- The Washington Times - Monday, March 13, 2017

The financial fall from grace for Yahoo will sting a lot less for CEO Marissa Mayer if its $4.48 billion deal with Verizon is finalized.

A severance package of $23 million awaits Mrs. Mayer if the company is successfully restructured under Verizon as Altaba. The deal was made public in company filings with the U.S. Securities and Exchange Commission on Monday.

Still ahead for Verizon will be dealing with class-action lawsuits prompted by Yahoo data breaches of more than 1 billion user accounts. The 2013 and 2014 cyberattacks, which Yahoo blamed on state actors, cut the value of its merger by $350 billion.

Also disclosed Monday was the decision to name Thomas McInerney, the former chief financial officer at IAC, as Mrs. Mayer’s replacement, Fortune magazine reported.

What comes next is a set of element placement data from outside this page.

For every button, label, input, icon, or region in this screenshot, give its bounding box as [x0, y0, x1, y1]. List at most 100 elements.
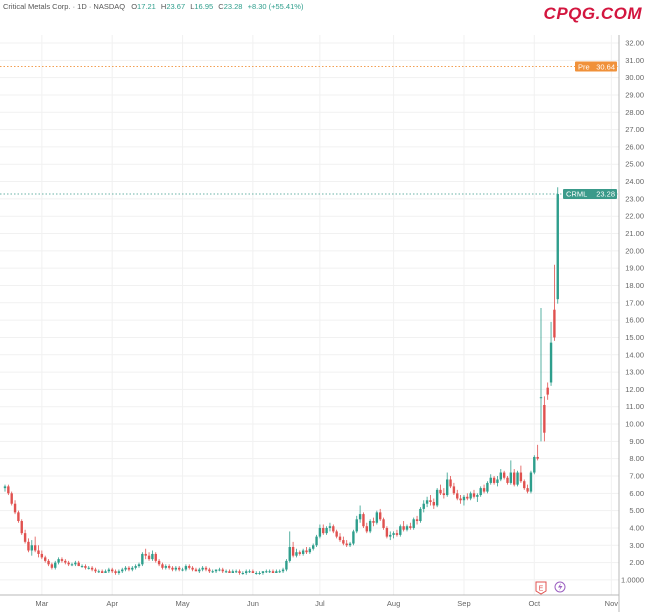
candle-body: [80, 566, 84, 568]
candle-body: [114, 571, 117, 573]
price-tick-label: 32.00: [625, 39, 644, 48]
candle: [439, 484, 442, 496]
candle: [281, 567, 285, 573]
candle: [80, 564, 84, 568]
candle: [479, 486, 482, 497]
candle: [556, 187, 559, 304]
date-tick-label: Aug: [387, 599, 400, 608]
date-tick-label: Apr: [106, 599, 118, 608]
candle-body: [57, 559, 60, 563]
candle-body: [191, 567, 194, 570]
candle-body: [385, 527, 389, 537]
candle: [117, 569, 121, 575]
candle: [224, 569, 228, 573]
candle-body: [184, 566, 188, 570]
candle-body: [127, 567, 131, 570]
candle: [201, 566, 204, 572]
candle-body: [291, 547, 295, 556]
candle-body: [412, 519, 415, 528]
candle: [131, 566, 134, 572]
candle-body: [332, 526, 335, 532]
earnings-marker[interactable]: E: [535, 581, 547, 595]
candle-body: [496, 479, 499, 483]
candle: [332, 524, 335, 534]
price-tick-label: 14.00: [625, 350, 644, 359]
candle: [345, 540, 348, 548]
candle-body: [124, 567, 127, 570]
candle-body: [335, 531, 338, 537]
candle: [27, 538, 30, 553]
candle: [422, 500, 425, 513]
candle: [13, 500, 17, 515]
candle: [10, 491, 13, 506]
candle-body: [111, 569, 114, 572]
candle-body: [405, 526, 409, 530]
candle-body: [221, 569, 224, 572]
candle: [214, 569, 218, 573]
candle: [147, 552, 151, 561]
date-tick-label: Jul: [315, 599, 325, 608]
candle: [127, 566, 131, 572]
candle-body: [164, 566, 167, 568]
candle-body: [345, 543, 348, 546]
symbol-legend: Critical Metals Corp. · 1D · NASDAQ O17.…: [3, 2, 303, 11]
candle-body: [348, 543, 352, 546]
price-tick-label: 26.00: [625, 142, 644, 151]
high-value: 23.67: [166, 2, 186, 11]
candle-body: [33, 545, 37, 551]
candle-body: [178, 567, 181, 570]
candle: [245, 569, 248, 575]
candle-body: [261, 571, 265, 573]
candle: [405, 524, 409, 532]
time-axis[interactable]: Mar Apr May Jun Jul Aug Sep Oct Nov: [35, 599, 618, 608]
price-tick-label: 12.00: [625, 385, 644, 394]
candle-body: [368, 521, 372, 532]
candle: [288, 531, 291, 563]
candle: [94, 567, 97, 573]
premarket-price-label[interactable]: Pre 30.64: [575, 61, 617, 72]
candle-body: [17, 512, 20, 522]
candle: [30, 540, 33, 556]
candle: [476, 493, 479, 502]
candle: [372, 517, 375, 527]
candle: [248, 569, 251, 573]
candle-body: [529, 472, 533, 492]
price-axis[interactable]: 32.00 31.00 30.00 29.00 28.00 27.00 26.00 25.00…: [621, 39, 644, 585]
lightning-glyph: [558, 583, 563, 591]
earnings-icon[interactable]: [535, 581, 547, 595]
candle: [432, 498, 435, 509]
price-tick-label: 7.00: [629, 472, 644, 481]
candle: [348, 541, 352, 548]
candle: [178, 566, 181, 572]
split-marker[interactable]: [554, 581, 566, 593]
candle-body: [446, 479, 449, 496]
candle: [328, 522, 332, 532]
last-price-label[interactable]: CRML 23.28: [563, 189, 617, 200]
candle: [97, 569, 100, 573]
candle-body: [255, 572, 258, 574]
candle-body: [536, 456, 539, 459]
candle: [161, 562, 164, 570]
candle-body: [201, 567, 204, 570]
low-value: 16.95: [194, 2, 214, 11]
candle-body: [50, 564, 54, 568]
candle-body: [466, 496, 469, 499]
candle: [104, 569, 107, 573]
price-label-name: CRML: [566, 190, 587, 199]
price-labels: Pre 30.64 CRML 23.28: [563, 61, 617, 200]
candle: [74, 560, 77, 567]
candle-body: [90, 567, 94, 570]
candle-body: [208, 569, 211, 572]
candle-body: [214, 569, 218, 572]
candle: [315, 534, 318, 548]
candle-body: [37, 550, 40, 554]
candle-body: [533, 456, 536, 473]
candle: [523, 479, 526, 490]
price-tick-label: 31.00: [625, 56, 644, 65]
candle: [184, 564, 188, 572]
price-tick-label: 8.00: [629, 454, 644, 463]
candle-body: [224, 571, 228, 573]
earnings-icon-letter: E: [539, 586, 544, 593]
candle: [265, 569, 268, 573]
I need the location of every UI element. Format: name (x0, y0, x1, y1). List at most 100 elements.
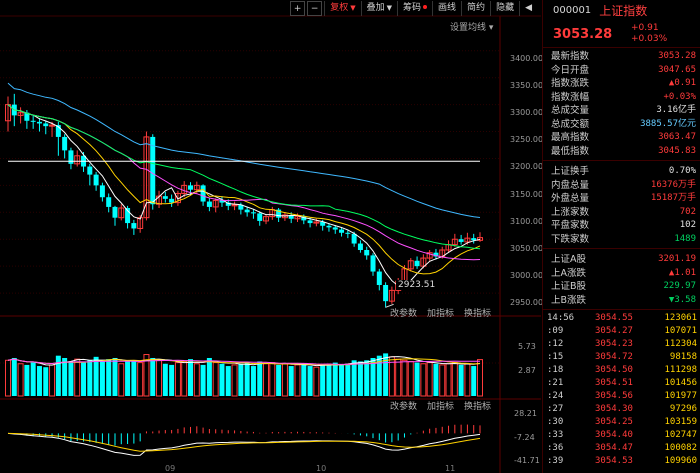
volume-bar-down (24, 364, 30, 396)
tick-row: :09 3054.27 107071 (543, 325, 700, 338)
price-tick: 3100.00 (510, 217, 544, 226)
hide-button[interactable]: 隐藏 (490, 0, 519, 16)
volume-bar-up (17, 363, 24, 397)
index-code: 000001 (553, 5, 592, 16)
stat-value: 229.97 (663, 281, 696, 291)
month-label: 11 (445, 464, 456, 473)
volume-bar-down (36, 366, 42, 396)
divider (543, 248, 700, 249)
tick-row: :36 3054.47 100082 (543, 442, 700, 455)
candle-body-down (169, 198, 175, 203)
kline-chart-area[interactable]: + − 复权 ▼ 叠加 ▼ 筹码 画线 简约 隐藏 ◀ 设置均线 ▾ 2923.51… (0, 0, 544, 473)
macd-switch-indicator-button[interactable]: 换指标 (464, 402, 492, 412)
macd-change-param-button[interactable]: 改参数 (390, 402, 418, 412)
volume-bar-down (332, 362, 338, 396)
volume-bar-down (30, 362, 36, 396)
candle-body-down (219, 200, 225, 203)
stat-row: 上证B股 229.97 (543, 280, 700, 294)
tick-row: :24 3054.56 101977 (543, 390, 700, 403)
candle-body-up (294, 216, 301, 220)
volume-bar-down (257, 361, 263, 396)
vol-change-param-button[interactable]: 改参数 (390, 309, 418, 319)
volume-bar-down (276, 364, 282, 396)
tick-vol: 107071 (664, 326, 697, 336)
stat-value: ▲1.01 (668, 267, 696, 278)
adjust-button[interactable]: 复权 ▼ (324, 0, 360, 16)
stats-share-class: 上证A股 3201.19 上A涨跌 ▲1.01 上证B股 229.97 上B涨跌 ▼3.58 (543, 251, 700, 307)
candle-body-up (17, 112, 24, 116)
candle-body-up (464, 237, 471, 243)
candle-body-down (55, 125, 61, 137)
change-pct-value: +0.03% (631, 34, 668, 44)
volume-bar-down (106, 359, 112, 396)
candle-body-up (212, 199, 219, 208)
volume-bar-up (74, 358, 81, 397)
stat-label: 上证A股 (551, 254, 586, 265)
quote-panel: 000001 上证指数 3053.28 +0.91 +0.03% 最新指数 3053… (542, 0, 700, 473)
zoom-out-button[interactable]: − (307, 0, 323, 16)
volume-bar-down (55, 355, 61, 396)
tick-list[interactable]: 14:56 3054.55 123061:09 3054.27 107071:12 305… (543, 312, 700, 468)
candle-body-up (313, 221, 320, 224)
vol-add-indicator-button[interactable]: 加指标 (427, 309, 455, 319)
candle-body-up (118, 207, 125, 219)
volume-bar-down (244, 362, 250, 396)
volume-bar-down (43, 367, 49, 396)
stat-value: 3045.83 (658, 145, 696, 156)
candle-body-down (62, 136, 68, 151)
volume-bar-up (395, 358, 402, 397)
candle-body-down (30, 120, 36, 122)
candle-body-up (426, 252, 433, 259)
candle-body-down (87, 166, 93, 175)
tick-row: 14:56 3054.55 123061 (543, 312, 700, 325)
volume-bar-up (407, 360, 414, 397)
candle-body-down (162, 196, 168, 199)
stat-label: 总成交额 (551, 118, 590, 130)
stat-label: 上A涨跌 (551, 267, 586, 279)
candle-body-down (332, 227, 338, 230)
tick-price: 3054.27 (595, 326, 633, 336)
candle-body-down (288, 215, 294, 219)
tick-vol: 101456 (664, 378, 697, 388)
ma-setting-link[interactable]: 设置均线 ▾ (450, 20, 493, 33)
stat-row: 上证A股 3201.19 (543, 253, 700, 267)
volume-bar-down (81, 362, 87, 396)
chart-toolbar: + − 复权 ▼ 叠加 ▼ 筹码 画线 简约 隐藏 ◀ (290, 0, 537, 16)
candle-body-down (244, 209, 250, 213)
volume-bar-up (313, 366, 320, 397)
low-price-label: 2923.51 (396, 280, 438, 290)
draw-line-button[interactable]: 画线 (432, 0, 461, 16)
tick-time: :12 (547, 339, 564, 349)
volume-ma5-line (7, 356, 481, 367)
ma30-line (7, 104, 481, 250)
zoom-in-button[interactable]: + (290, 0, 306, 16)
volume-bar-down (112, 357, 118, 396)
macd-add-indicator-button[interactable]: 加指标 (427, 402, 455, 412)
tick-vol: 100082 (664, 443, 697, 453)
tick-vol: 111298 (664, 365, 697, 375)
candle-body-down (257, 213, 263, 221)
stat-row: 上A涨跌 ▲1.01 (543, 267, 700, 281)
volume-bar-down (383, 353, 389, 396)
candle-body-down (200, 185, 206, 202)
stat-row: 最新指数 3053.28 (543, 50, 700, 64)
tick-price: 3054.40 (595, 430, 633, 440)
collapse-arrow-icon[interactable]: ◀ (519, 0, 537, 16)
simple-mode-button[interactable]: 简约 (461, 0, 490, 16)
overlay-button[interactable]: 叠加 ▼ (360, 0, 397, 16)
stat-row: 内盘总量 16376万手 (543, 179, 700, 193)
candle-body-down (370, 255, 376, 272)
price-tick: 3250.00 (510, 135, 544, 144)
vol-switch-indicator-button[interactable]: 换指标 (464, 309, 492, 319)
candle-body-up (193, 184, 200, 191)
volume-bar-up (263, 363, 270, 397)
volume-bar-down (93, 356, 99, 396)
volume-bar-up (269, 362, 276, 397)
macd-dea-line (7, 432, 481, 452)
divider (543, 309, 700, 310)
candle-body-down (150, 136, 156, 205)
chip-button[interactable]: 筹码 (397, 0, 432, 16)
tick-time: :21 (547, 378, 564, 388)
volume-bar-down (288, 366, 294, 396)
stat-value: 15187万手 (650, 193, 696, 203)
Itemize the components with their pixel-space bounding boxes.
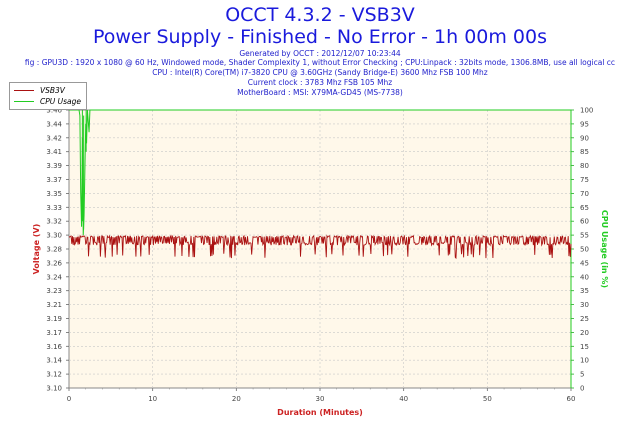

“We continue to be very excited to join forces with Verizon and AOL,” Mrs. Mayer said in a Feb. 21 press release. “This transaction will accelerate Yahoo’s operating business especially on mobile, while effectively separating our Asian asset equity stakes. It is an important step to unlock shareholder value for Yahoo, and we can now move forward with confidence and certainty. We have a terrific, loyal, experienced team at Yahoo. I’m incredibly proud of our team’s strong product and financial execution in 2016, setting the stage for a successful integration.”

Yahoo, which launched in 1995, was worth over $100 billion prior to the technology bubble bursting in 2000.